LOUISVILLE, Ky. -- On Saturday, well over 150,000 people are expected to descend on Churchill Downs to take part in Kentucky Derby day. Ranging from the common man to the celebrity, the track will be packed to the gills. Among the crowds, though, four men who are neither common nor celebrities will hopefully command extra respect. After all, they are members of the Greatest Generation.
On June 6, 1944, Ray Woods, Bill Wilch and J.J. Witmeyer stormed the beaches of Normandy during one of the most pivotal military operations in World War II. Alan Reeves arrived on the scene later. They will be rooting for a colt bearing the name Normandy Invasion in the Derby as guests of the horse's owner, Rick Porter of Fox Hill Farm.
This all started when Reeves called Fox Hill Farm to inquire about the possibility of meeting the colt during Derby week. Those involved with the horse thought it was a brilliant idea and have been working frantically to make the visit a success.
"He gave us a great idea," Porter said. "I also thought this would be fantastic if we could get people that were part of the actual Normandy Invasion on D-Day. We can't take credit for the idea, but it sure was a good one."
At the end of April, Porter and associates took to the Internet to put out word that they were looking for veterans of D-Day to attend the Derby. Emails came in swiftly, and in all they heard from about 40 people who had been part of the invasion or its aftermath. This week, Porter finalized details for four of them to attend the Derby in style.
"It is just fun doing something for somebody that did so much for us," Porter said. "The gentleman from California that gave us the idea wasn't part of D-Day but he did fight in Normandy. He really wanted to come and we made room for him, too."
On Friday morning, the veterans will have a meet and greet with the Derby hopeful who has brought them all to Louisville. They will spend race day in Millionaires Row before joining Porter in his box to watch the Derby.
"I think it is going to work out great," Porter said. "I want them to be comfortable and for the experience to be easy on them. It's going to be great to meet them and see them enjoying what they are doing."
The veterans, who are being flown in from around the country, will be staying in Lexington, about an hour from Louisville, for the weekend. Porter has arranged for a van to transport them to and from Churchill.
"We thought it was easier with all the traffic and confusion in Louisville this week," Porter said. "They are so excited. The companion that emailed us about the gentleman from New Orleans has told me, 'I am not sure if you have taken five years off his life or put five years on it, but I've never seen him this excited in my life.'"
Although in his 90s, Witmeyer plans to attend the Derby in his military uniform. In 2009, he was appointed a member of the French Legion of Honor, France's highest award, for his service in WWII.
Porter has visited Normandy in person. The experience is one that has stayed with him through the years, and it helped lead to organizing this weekend.

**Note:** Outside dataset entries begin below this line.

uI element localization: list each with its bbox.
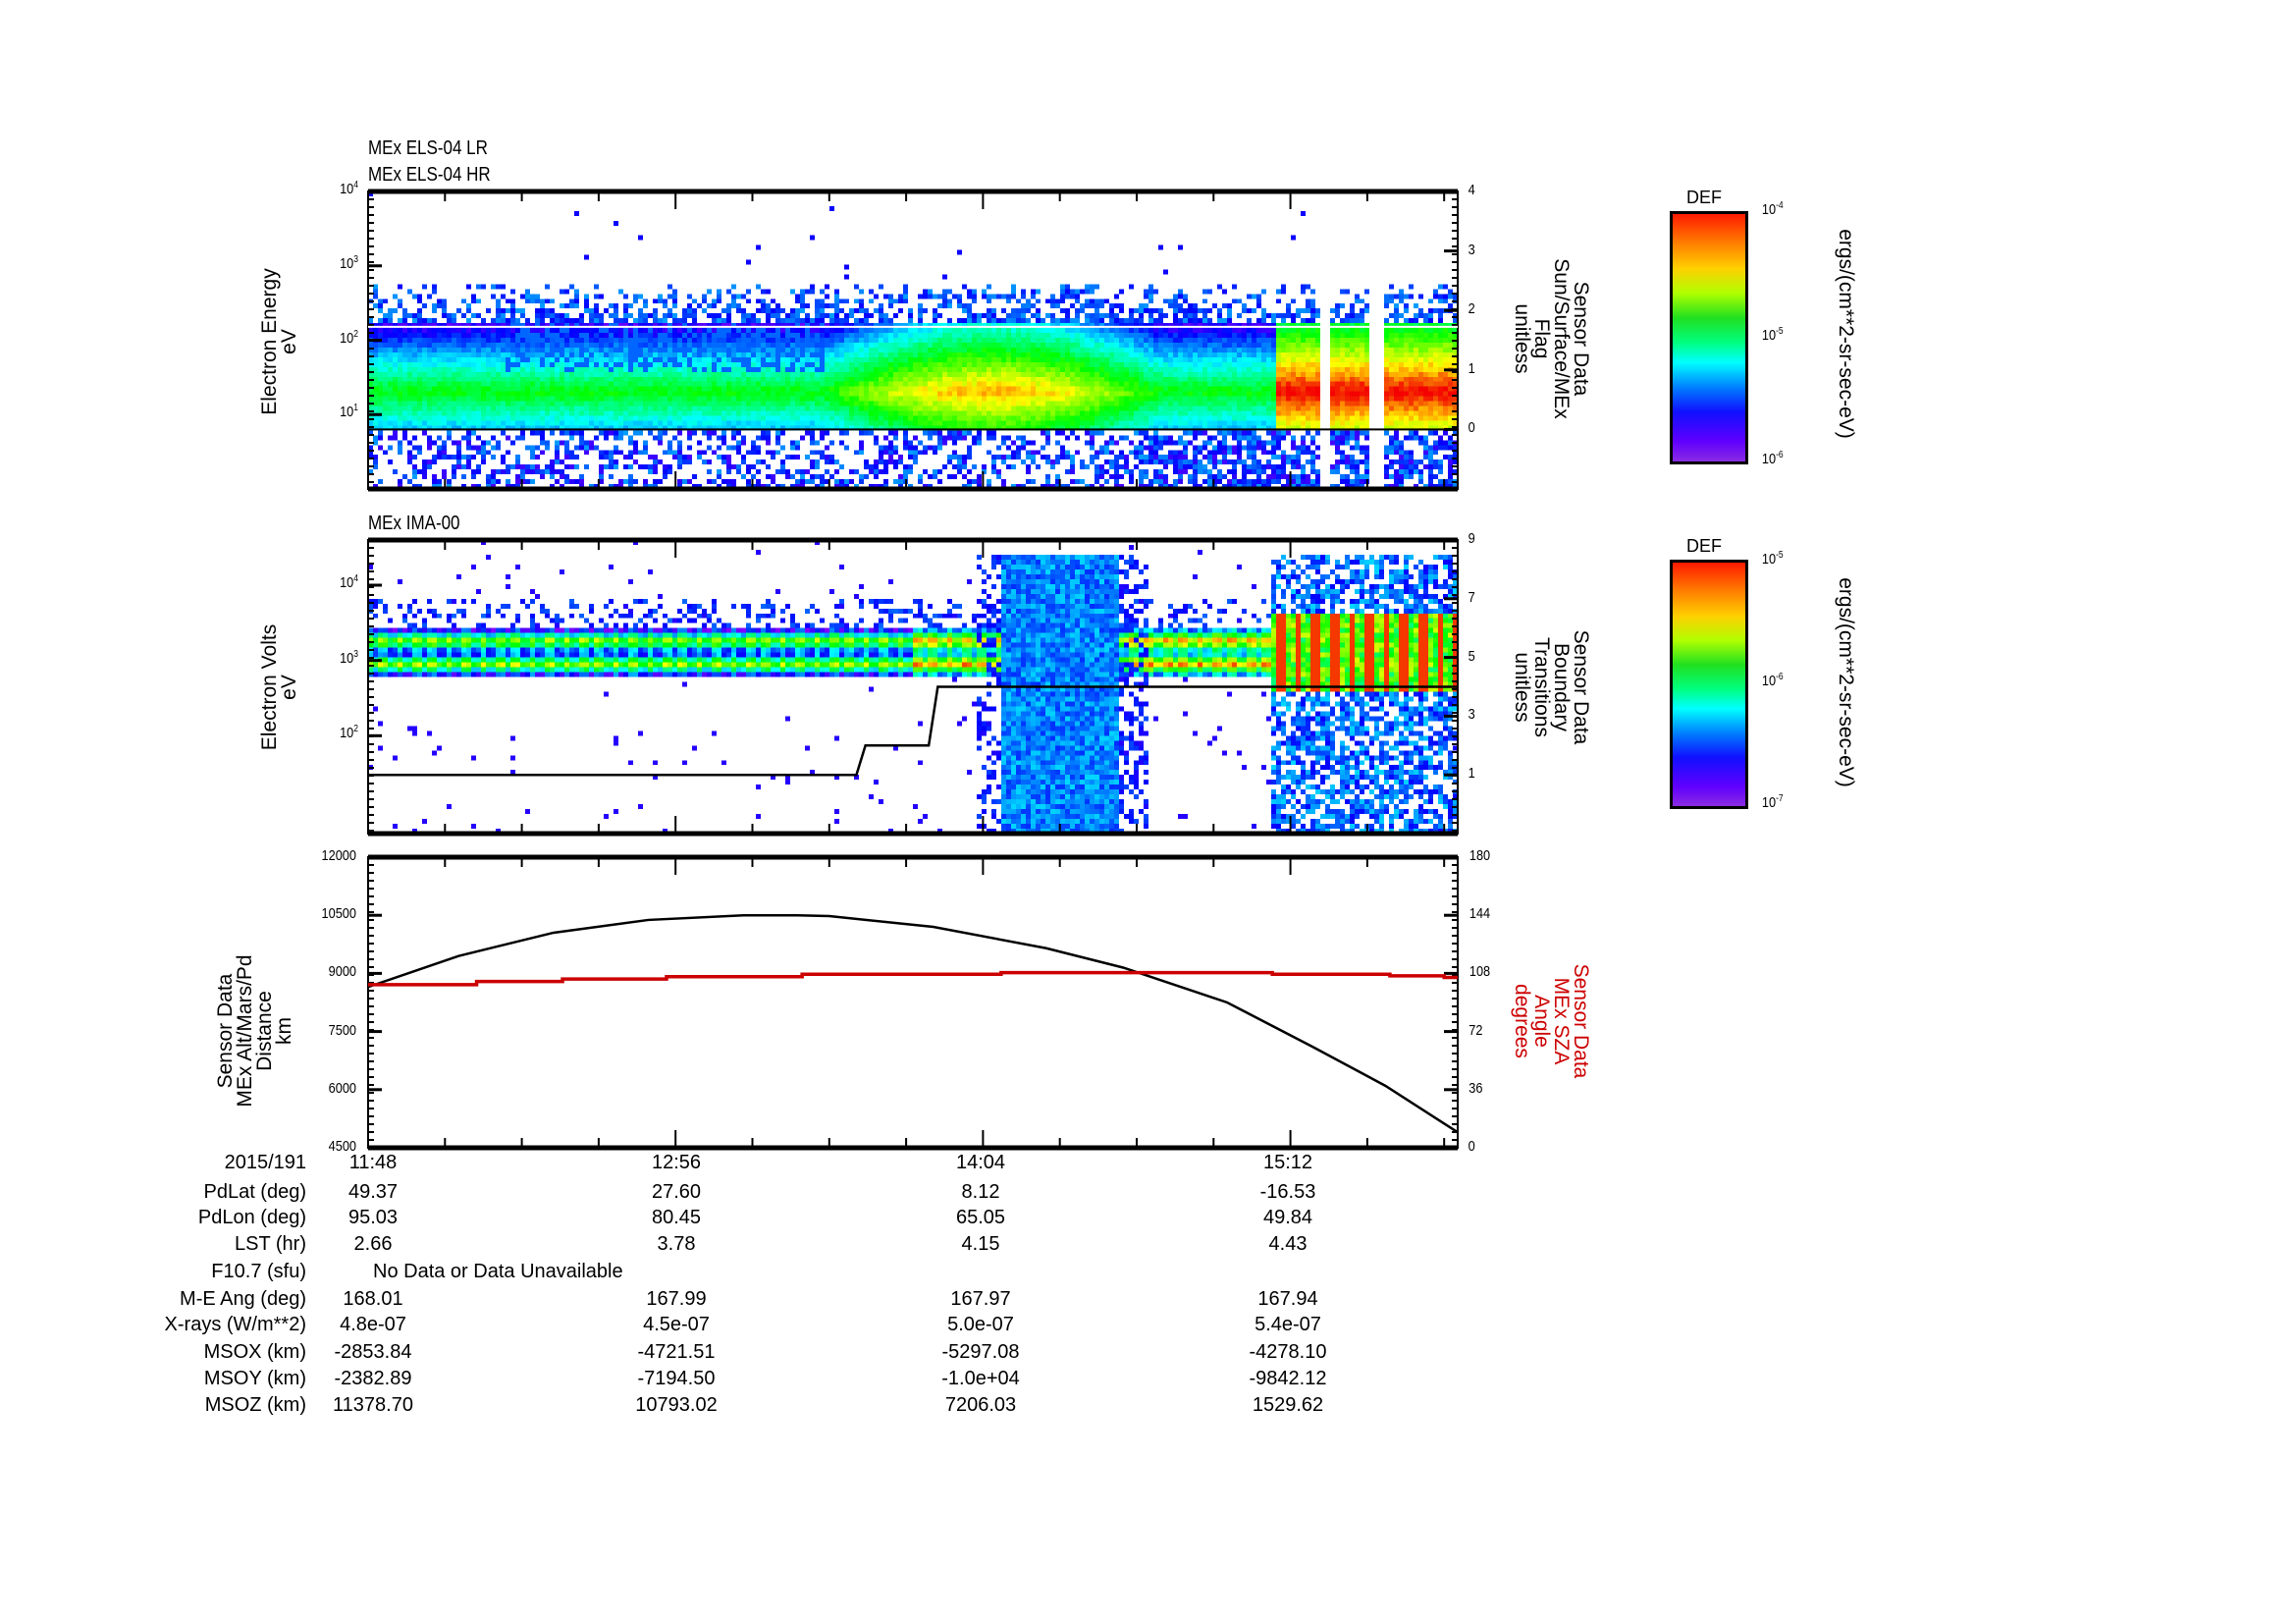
ephemeris-row-label: X-rays (W/m**2)	[164, 1314, 306, 1335]
orbit-ytick-right-label: 144	[1468, 905, 1491, 923]
orbit-ytick-label: 9000	[328, 963, 356, 981]
orbit-ytick-right-label: 72	[1468, 1021, 1483, 1039]
orbit-ytick-label: 6000	[328, 1079, 356, 1097]
ephemeris-value: 80.45	[651, 1207, 702, 1228]
els-ytick-right-label: 0	[1468, 419, 1475, 437]
els-ylabel-right: Sensor Data Sun/Surface/MEx Flag unitless	[1511, 258, 1592, 419]
orbit-ytick-right-label: 0	[1468, 1138, 1475, 1155]
ephemeris-value: -5297.08	[941, 1341, 1020, 1363]
orbit-ytick-right-label: 36	[1468, 1079, 1483, 1097]
ephemeris-value: -2382.89	[334, 1368, 412, 1389]
ephemeris-value: 2.66	[353, 1233, 393, 1255]
els-ytick-label: 101	[340, 403, 358, 421]
els-ytick-label: 102	[340, 328, 358, 347]
altitude-line	[367, 913, 1459, 1134]
ephemeris-value: 65.05	[955, 1207, 1006, 1228]
ephemeris-value: 167.99	[646, 1288, 707, 1310]
els-ytick-label: 103	[340, 253, 358, 272]
sza-line	[368, 970, 1458, 987]
orbit-ylabel: Sensor Data MEx Alt/Mars/Pd Distance km	[214, 954, 295, 1108]
els-ytick-right-label: 4	[1468, 182, 1475, 198]
ephemeris-value: 5.4e-07	[1255, 1314, 1321, 1335]
ephemeris-value: 11378.70	[333, 1394, 413, 1416]
date-label: 2015/191	[224, 1152, 306, 1173]
els-ytick-right-label: 2	[1468, 300, 1475, 318]
time-tick-label: 15:12	[1262, 1152, 1313, 1173]
ima-ytick-right-label: 5	[1468, 647, 1475, 665]
ephemeris-value: -4278.10	[1249, 1341, 1327, 1363]
ephemeris-value: 4.15	[961, 1233, 1000, 1255]
ephemeris-value: -16.53	[1259, 1181, 1316, 1203]
orbit-ytick-right-label: 108	[1468, 963, 1491, 981]
els-ytick-label: 104	[340, 180, 358, 197]
ima-ytick-label: 102	[340, 724, 358, 742]
ima-ylabel: Electron Volts eV	[258, 623, 300, 751]
ephemeris-value: 168.01	[343, 1288, 403, 1310]
ephemeris-value: 49.37	[347, 1181, 399, 1203]
time-tick-label: 12:56	[651, 1152, 702, 1173]
ephemeris-value: 4.8e-07	[340, 1314, 406, 1335]
ephemeris-value: 1529.62	[1252, 1394, 1324, 1416]
time-tick-label: 14:04	[955, 1152, 1006, 1173]
ephemeris-row-label: LST (hr)	[235, 1233, 306, 1255]
ephemeris-value: 167.97	[950, 1288, 1011, 1310]
els-ylabel: Electron Energy eV	[258, 268, 300, 415]
ima-ytick-right-label: 1	[1468, 765, 1475, 783]
ephemeris-value: 8.12	[961, 1181, 1000, 1203]
boundary-line	[368, 685, 1458, 777]
ephemeris-row-label: F10.7 (sfu)	[211, 1261, 306, 1282]
orbit-ytick-label: 12000	[321, 847, 356, 864]
ephemeris-row-label: PdLon (deg)	[197, 1207, 306, 1228]
ima-ytick-label: 103	[340, 648, 358, 667]
ima-ytick-right-label: 9	[1468, 530, 1475, 547]
ephemeris-row-label: M-E Ang (deg)	[180, 1288, 306, 1310]
panel-frame	[367, 856, 1459, 1149]
ephemeris-value: 4.5e-07	[643, 1314, 710, 1335]
ephemeris-value: -7194.50	[637, 1368, 716, 1389]
ephemeris-value: -1.0e+04	[941, 1368, 1020, 1389]
ima-ytick-right-label: 3	[1468, 706, 1475, 724]
ephemeris-value: 27.60	[651, 1181, 702, 1203]
ephemeris-row-label: PdLat (deg)	[203, 1181, 306, 1203]
els-ytick-right-label: 3	[1468, 241, 1475, 258]
ephemeris-value: 95.03	[347, 1207, 399, 1228]
orbit-ytick-label: 7500	[328, 1021, 356, 1039]
orbit-ylabel-right: Sensor Data MEx SZA Angle degrees	[1511, 963, 1592, 1079]
ephemeris-value: 7206.03	[944, 1394, 1017, 1416]
panel-frame	[367, 190, 1459, 490]
orbit-ytick-label: 10500	[321, 905, 356, 923]
orbit-ytick-right-label: 180	[1468, 847, 1491, 864]
ephemeris-value: 167.94	[1257, 1288, 1318, 1310]
ephemeris-value: -4721.51	[637, 1341, 716, 1363]
ima-ylabel-right: Sensor Data Boundary Transitions unitless	[1511, 629, 1592, 745]
ephemeris-value: 4.43	[1268, 1233, 1308, 1255]
ephemeris-value: 3.78	[657, 1233, 696, 1255]
time-tick-label: 11:48	[348, 1152, 398, 1173]
ephemeris-value: -2853.84	[334, 1341, 412, 1363]
ephemeris-row-label: MSOX (km)	[203, 1341, 306, 1363]
ephemeris-value: -9842.12	[1249, 1368, 1327, 1389]
ima-ytick-label: 104	[340, 573, 358, 591]
els-ytick-right-label: 1	[1468, 359, 1475, 377]
ephemeris-value: 5.0e-07	[947, 1314, 1014, 1335]
ephemeris-row-label: MSOZ (km)	[204, 1394, 306, 1416]
ephemeris-note: No Data or Data Unavailable	[373, 1261, 623, 1282]
ephemeris-value: 49.84	[1262, 1207, 1313, 1228]
ima-ytick-right-label: 7	[1468, 588, 1475, 606]
ephemeris-row-label: MSOY (km)	[203, 1368, 306, 1389]
ephemeris-value: 10793.02	[635, 1394, 718, 1416]
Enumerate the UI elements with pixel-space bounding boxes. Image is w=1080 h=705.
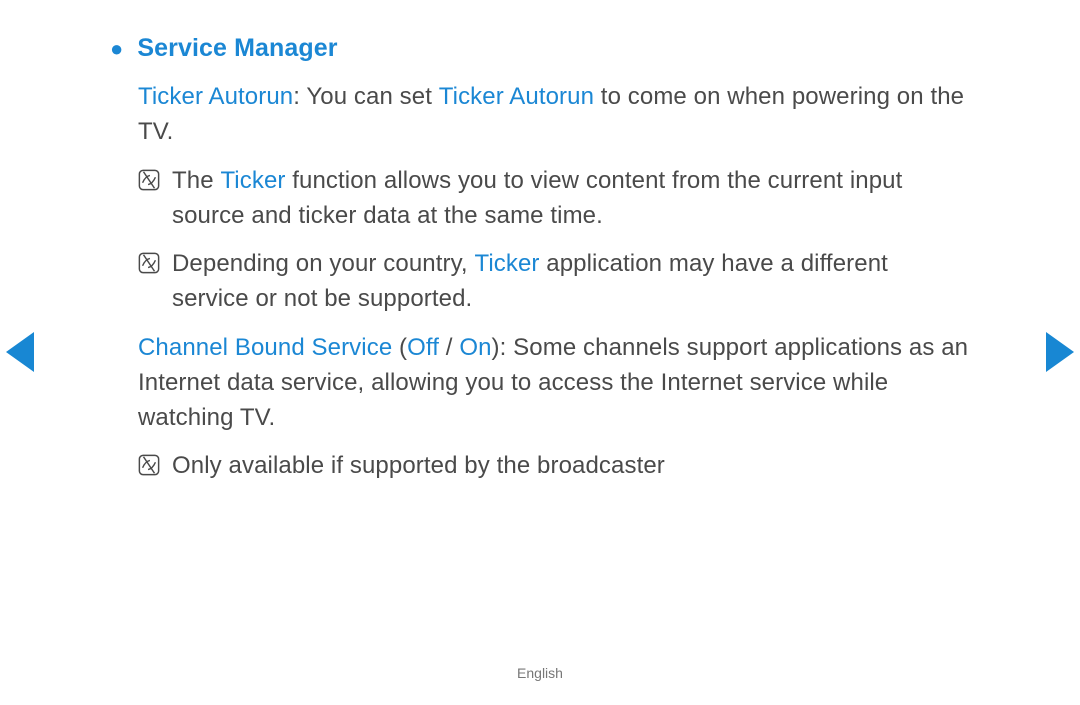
note-2-text: Depending on your country, Ticker applic… (172, 247, 970, 317)
option-off: Off (407, 334, 439, 361)
para2-closeparen: ) (492, 334, 500, 361)
para2-openparen: ( (392, 334, 407, 361)
note1-preA: The (172, 167, 220, 194)
option-on: On (459, 334, 491, 361)
para1-midA: : You can set (293, 83, 439, 110)
note2-preA: Depending on your country, (172, 250, 474, 277)
note-icon (138, 252, 160, 274)
note-3-text: Only available if supported by the broad… (172, 449, 970, 484)
note-3: Only available if supported by the broad… (110, 449, 970, 484)
note-icon (138, 454, 160, 476)
nav-next-arrow[interactable] (1046, 332, 1074, 372)
heading-text: Service Manager (137, 30, 337, 66)
term-ticker-autorun: Ticker Autorun (138, 83, 293, 110)
nav-prev-arrow[interactable] (6, 332, 34, 372)
paragraph-ticker-autorun: Ticker Autorun: You can set Ticker Autor… (110, 80, 970, 150)
para2-slash: / (439, 334, 459, 361)
note-2: Depending on your country, Ticker applic… (110, 247, 970, 317)
bullet-icon: ● (110, 32, 123, 65)
footer-language: English (0, 665, 1080, 681)
note-icon (138, 169, 160, 191)
note-1-text: The Ticker function allows you to view c… (172, 164, 970, 234)
note-1: The Ticker function allows you to view c… (110, 164, 970, 234)
term-ticker-2: Ticker (474, 250, 539, 277)
document-body: ● Service Manager Ticker Autorun: You ca… (0, 0, 1080, 484)
term-ticker: Ticker (220, 167, 285, 194)
term-ticker-autorun-2: Ticker Autorun (439, 83, 594, 110)
heading-row: ● Service Manager (110, 30, 970, 66)
paragraph-channel-bound: Channel Bound Service (Off / On): Some c… (110, 331, 970, 435)
term-channel-bound-service: Channel Bound Service (138, 334, 392, 361)
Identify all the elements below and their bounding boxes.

"If you are ever anywhere near there, it is a must," Porter said. "It is unbelievable, and it is something you will never forget."
For Normandy Invasion the horse, Saturday's race will not be an easy one. But Porter hopes that being a part of the colt's chance at immortality will bring smiles to the faces of men who sacrificed so much on behalf of their country.
"It's a tough race and a lot of things have to go right to get the trophy, but this isn't about the horse," Porter said. "The horse doesn't need any publicity -- he is in the Kentucky Derby. I just hope the veterans have a good time, everything goes smoothly, and Normandy Invasion runs well and safely."
Considering that according to the Veterans Administration, veterans of WWII are dying at a rate of around 600 per day, hopefully everyone who crosses paths with these heroes Saturday will pause their Derby revelry for a second to give thanks, as well.
At the end of WWII, nearly 16 million veterans returned home to the United States. In 2013, their numbers stand at just more than 1 million. Sooner than we would all like to think about, there will be no one left to give firsthand accounts of what happened.
But, hopefully, these four members of the Greatest Generation will be around for years telling stories, one of which will be about the time they cheered home a colt named Normandy Invasion during the greatest two minutes in sports.